Deformed or degenerated ?

Vladimir Bilenkin "achekhov at" at
Sat Sep 21 22:19:02 MDT 1996

John Plant wrote

> I think it is clear from the context that 'degeneration' is nearer to the meaning
> than 'regeneration'.

	Absolutely, though, of course, Russian 'degeneratsia' also fails to
convey the meaning of 'pererozdenie' as qualitative change.

>  When Lenin wrote about "a workers' state with bureaucratic deformations" what
> was the Russian word he used, do you happen to know ? (I think it is quoted in
> one of Rakovsky's statements in the BO, the one where he says the state has
> passed over into being a bureaucratic state with proletarian survivals. Don't
> distract yourself too long from your work if you don't have this material, I
> can look at it on monday for myself.)

Sorry, I don't have Rakovsky's work in either language. I've checked Lenin's
last articles as ones most likely to contain this expression. Nothing.
But in RB Trotsky puts in quotation marks the expression
"buirokraticheskie izvrashcheniia" (b. distortions?) as characteristic for
Lenin's understanding of the problem (section "Generalized Want and
the Gendarme").  Trotsky makes it clear that this expression signaled
the "obvious underestimation of the coming problems," and in the end of the
section concludes that bureaucratism has turned from "izvrashchenie" to the
system of rule.  This process is precisely what he denotes by "pererozhdenie"
that results in some new quality. (Rakovsky's "functional becoming social").

> The phrase 'degenerated workers state' occurs in the Transitional Programme.
> This may be the first time he uses it. Certainly it is not in 'Revolution
> Betrayed', but it may be in some of the other writings between 37 and 38.

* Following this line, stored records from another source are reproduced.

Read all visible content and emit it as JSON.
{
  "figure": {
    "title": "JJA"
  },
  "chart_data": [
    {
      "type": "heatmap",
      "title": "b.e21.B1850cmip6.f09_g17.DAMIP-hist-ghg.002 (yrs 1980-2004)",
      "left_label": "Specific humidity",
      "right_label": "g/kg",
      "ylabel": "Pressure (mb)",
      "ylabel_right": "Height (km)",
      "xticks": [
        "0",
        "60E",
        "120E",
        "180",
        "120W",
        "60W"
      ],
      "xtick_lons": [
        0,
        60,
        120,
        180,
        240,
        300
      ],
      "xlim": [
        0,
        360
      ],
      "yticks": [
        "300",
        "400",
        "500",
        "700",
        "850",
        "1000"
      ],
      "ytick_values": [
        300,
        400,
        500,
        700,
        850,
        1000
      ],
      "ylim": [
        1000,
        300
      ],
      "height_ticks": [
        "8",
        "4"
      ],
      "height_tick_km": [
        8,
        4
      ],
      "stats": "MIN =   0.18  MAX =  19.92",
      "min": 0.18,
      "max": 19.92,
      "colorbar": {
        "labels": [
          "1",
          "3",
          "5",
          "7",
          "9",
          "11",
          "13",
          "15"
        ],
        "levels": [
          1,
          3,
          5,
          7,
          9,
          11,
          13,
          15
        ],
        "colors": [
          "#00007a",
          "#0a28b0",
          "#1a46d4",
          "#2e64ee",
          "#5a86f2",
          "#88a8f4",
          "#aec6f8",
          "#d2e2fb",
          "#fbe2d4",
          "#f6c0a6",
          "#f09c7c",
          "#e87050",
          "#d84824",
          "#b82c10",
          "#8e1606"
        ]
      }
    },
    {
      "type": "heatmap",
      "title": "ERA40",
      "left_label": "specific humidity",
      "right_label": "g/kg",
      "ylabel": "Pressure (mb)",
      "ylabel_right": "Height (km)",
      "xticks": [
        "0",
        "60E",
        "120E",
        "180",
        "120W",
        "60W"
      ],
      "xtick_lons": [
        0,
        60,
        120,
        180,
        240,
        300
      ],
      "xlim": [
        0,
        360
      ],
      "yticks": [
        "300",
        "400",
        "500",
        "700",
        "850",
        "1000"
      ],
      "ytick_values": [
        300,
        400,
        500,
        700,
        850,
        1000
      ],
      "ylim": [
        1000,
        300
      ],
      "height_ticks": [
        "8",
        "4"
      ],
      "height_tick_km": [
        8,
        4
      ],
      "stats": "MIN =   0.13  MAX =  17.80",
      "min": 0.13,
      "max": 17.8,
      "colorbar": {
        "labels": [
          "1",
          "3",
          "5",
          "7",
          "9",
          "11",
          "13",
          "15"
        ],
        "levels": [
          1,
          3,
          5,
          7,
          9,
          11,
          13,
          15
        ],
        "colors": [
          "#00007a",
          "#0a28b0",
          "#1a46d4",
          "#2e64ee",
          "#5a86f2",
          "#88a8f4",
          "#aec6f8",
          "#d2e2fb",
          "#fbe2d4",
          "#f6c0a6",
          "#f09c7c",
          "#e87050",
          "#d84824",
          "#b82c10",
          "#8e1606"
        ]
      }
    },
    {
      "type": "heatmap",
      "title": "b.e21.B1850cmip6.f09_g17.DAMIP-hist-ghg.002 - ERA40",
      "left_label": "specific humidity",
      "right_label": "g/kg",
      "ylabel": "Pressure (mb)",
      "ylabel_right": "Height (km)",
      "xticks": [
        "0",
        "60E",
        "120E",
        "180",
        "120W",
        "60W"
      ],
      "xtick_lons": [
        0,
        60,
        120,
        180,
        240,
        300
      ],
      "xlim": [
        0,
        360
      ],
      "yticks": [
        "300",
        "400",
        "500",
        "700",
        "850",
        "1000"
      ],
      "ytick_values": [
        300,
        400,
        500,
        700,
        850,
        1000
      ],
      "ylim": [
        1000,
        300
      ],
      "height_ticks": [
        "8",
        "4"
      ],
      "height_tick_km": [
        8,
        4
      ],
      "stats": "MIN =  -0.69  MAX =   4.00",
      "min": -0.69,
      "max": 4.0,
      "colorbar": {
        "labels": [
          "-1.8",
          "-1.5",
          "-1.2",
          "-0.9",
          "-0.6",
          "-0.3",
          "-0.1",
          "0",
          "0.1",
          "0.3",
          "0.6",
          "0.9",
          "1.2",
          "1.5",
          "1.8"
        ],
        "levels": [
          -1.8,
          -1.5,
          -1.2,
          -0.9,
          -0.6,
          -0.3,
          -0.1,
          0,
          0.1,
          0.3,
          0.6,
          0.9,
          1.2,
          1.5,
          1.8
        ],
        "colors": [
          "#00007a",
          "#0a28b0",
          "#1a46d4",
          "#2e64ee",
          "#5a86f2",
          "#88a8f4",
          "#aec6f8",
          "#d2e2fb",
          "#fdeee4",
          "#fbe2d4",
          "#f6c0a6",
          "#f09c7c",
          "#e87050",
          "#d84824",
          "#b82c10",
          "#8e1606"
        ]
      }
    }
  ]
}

I don't know how this phrase may sound in Russian, but adjectival
"pererozhdennoe" (let alone, degenerativnoe) is out of question.
Also note that while this phrase does not occur in BR, "pererozhdenie"
is one of the central concepts of the book. I have found two usages
especially significant because they imply that the process of pererozhdenie
has gone beyound that of the party. Both are in the Supplement to the Russian
edition (1990, courtesy David King of London, and Fortress Books.  In section
"Socialism in One Country" we find: "The longer the USSR remains in the
capitalist encirclement the deeper progresses the process of pererozhdenie
of social tissues." And close to the end of the last section
"Friends of the USSR" he writes that these "friends" "console themselves
that under given conditions the bureaucratic pererozhdenie appears a
historical necessity."  We also find "pererozhdenie" of the Third
International and the army.

Now, if I may make a comment re the Thermidor theme and pererozdenie thing.
There may be a certain tension of a theoretical
sort manifested here.  On the one hand, Trotsky attempts to grasp the nature
of Soviet developments through a historical analogy. But he already
realizes that this analogy lames and that he faces an absolutely new
historical phenomenon.  For the transition from the Jacobins to the
Thermidorians  was clearly not of a pererozhdenie type.  These forces
existed alongside from the very beginning, and the dynamic of the Revolution
just put these groups forward in succession. Pererozhdenie then may denote
some new type of social-political transformation/mutation uniquely proper
to the "workers' state" and thus lacking any satisfactory explanatory analogy
in history.

> reason I know this stuff is not that my head is so full of Trotsky's texts, but
> that I am trying to write a piece on the development of these trends -
> especially the ideas of workers state, degeneration and Thermidor - by Trotsky
> for the November conference on 'Revolution Betrayed', which means I have to
> look at a great many of these texts again in detail. Would you have any
> objection if I were to quote your remarks in my paper ?)

I'll be proud if my humble name is mentioned at this historical event.

> You wrote :
> > In BO, Trotsky often uses the formula of the "bureaucratically deformed
> worker's state."
> This may be a very important point. In the items translated in the Pathfinder
> 'yearbooks' this phrase is not much used, even for example when Trotsky writes
> about Rakovsky's conclusions. If it is not too much trouble, perhaps you could
> point to a couple of examples of this phrase in the Russian of BO and I can
> check the translation.
> 	I 'm sorry for not making it clear that I read BO only in English.
That was long ago when I had access to it.  I also came across this phrase
recently rereading some of Deutscher's Trotsky who appears to quote it from
BO. So I withdraw my "often".

I hope you'll have a great time in Moscow. I also thought about taking part in
this conference but had to decide against it.  Incidentally, do you know
Vadim Rogovin's works on the Left Opposition.  He is very good. I am sure
he'll be at the conference.  Hope you'll tell us about your trip upon return.